Always clear, concise, and insightful.
Lisa Kusch is an Assistant Professor in the Department of Mathematics and Computer Science at Eindhoven University of Technology, where she is affiliated with the Computational Illumination Optics group and the Eindhoven Artificial Intelligence Systems Institute (EAISI). She earned her Dr. rer. nat. in Mathematics from Technische Universität Kaiserslautern in 2020, with a doctoral thesis titled 'Robustness Measures and Optimization Strategies for Multi-Objective Robust Design,' supervised by Dr. Nicolas R. Gauger and Prof. Dr. Andrea Walther. Prior to joining TU/e, Kusch completed her studies in Computational Engineering Science at RWTH Aachen University and served as a Postdoctoral Researcher in the Scientific Computing group at the University of Kaiserslautern. Her academic trajectory has centered on applied mathematics and computational methods for engineering challenges.

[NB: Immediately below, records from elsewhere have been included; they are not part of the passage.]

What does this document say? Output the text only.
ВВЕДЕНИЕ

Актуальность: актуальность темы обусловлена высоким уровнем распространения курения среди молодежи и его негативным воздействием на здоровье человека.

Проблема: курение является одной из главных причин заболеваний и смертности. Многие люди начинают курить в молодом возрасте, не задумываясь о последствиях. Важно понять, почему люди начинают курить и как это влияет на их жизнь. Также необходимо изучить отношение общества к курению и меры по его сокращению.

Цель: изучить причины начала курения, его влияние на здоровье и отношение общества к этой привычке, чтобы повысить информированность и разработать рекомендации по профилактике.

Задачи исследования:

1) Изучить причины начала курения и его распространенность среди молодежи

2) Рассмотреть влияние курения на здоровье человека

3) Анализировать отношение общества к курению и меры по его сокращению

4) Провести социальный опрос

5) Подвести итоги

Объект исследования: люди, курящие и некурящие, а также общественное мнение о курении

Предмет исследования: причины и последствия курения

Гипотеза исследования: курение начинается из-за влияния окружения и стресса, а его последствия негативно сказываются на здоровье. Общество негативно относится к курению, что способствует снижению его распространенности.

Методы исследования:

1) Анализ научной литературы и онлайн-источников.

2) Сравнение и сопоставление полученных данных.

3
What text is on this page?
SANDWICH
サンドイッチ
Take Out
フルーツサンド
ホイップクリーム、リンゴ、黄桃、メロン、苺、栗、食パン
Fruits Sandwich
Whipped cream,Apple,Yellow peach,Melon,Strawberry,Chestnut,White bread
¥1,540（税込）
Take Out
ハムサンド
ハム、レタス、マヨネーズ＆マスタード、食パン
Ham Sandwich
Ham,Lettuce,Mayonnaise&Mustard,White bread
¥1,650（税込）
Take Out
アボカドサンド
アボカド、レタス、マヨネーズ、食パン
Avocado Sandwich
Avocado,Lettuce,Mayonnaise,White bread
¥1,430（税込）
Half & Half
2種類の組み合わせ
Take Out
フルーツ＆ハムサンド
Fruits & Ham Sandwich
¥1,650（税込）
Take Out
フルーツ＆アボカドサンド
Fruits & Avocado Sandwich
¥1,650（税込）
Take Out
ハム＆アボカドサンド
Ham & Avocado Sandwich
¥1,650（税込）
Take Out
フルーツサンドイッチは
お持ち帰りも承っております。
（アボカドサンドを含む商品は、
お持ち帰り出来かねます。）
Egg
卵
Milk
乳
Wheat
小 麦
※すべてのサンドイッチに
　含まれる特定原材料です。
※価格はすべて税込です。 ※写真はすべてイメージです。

Kusch's research specializes in advanced optimization techniques for engineering design, emphasizing optimization under uncertainty, partial differential equation-constrained problems, multi-objective optimization, and one-shot methods. Her work bridges rigorous mathematical formulations with practical applications, including the design of imaging systems that balance optical performance, efficiency, and manufacturability, as well as aerodynamic shape optimization and internal flow design. Key publications include 'Design of a three-dimensional parallel-to-point imaging system using inverse methods' (2026, Journal of the Optical Society of America A), co-authored with Sanjana Verma and others; 'Adjoint-based multi-point optimization framework for mixing processes applied to a venturi mixer' (2025, Applied Thermal Engineering); 'A neural network approach for solving the Monge–Ampère equation with transport boundary condition' (2025, Journal of Computational Mathematics and Data Science); 'Neural network methods for two-dimensional finite-source reflector design' (2026, arXiv preprint); and 'Data-driven aerodynamic shape design with distributionally robust optimization approaches' (2024, Computer Methods in Applied Mechanics and Engineering). With over 16 journal articles, conference contributions, and book chapters, her contributions have garnered approximately 54 citations on the TU/e research portal. At TU/e, she teaches courses such as Calculus and Professional Portfolio, contributing to education in mathematics and computer science.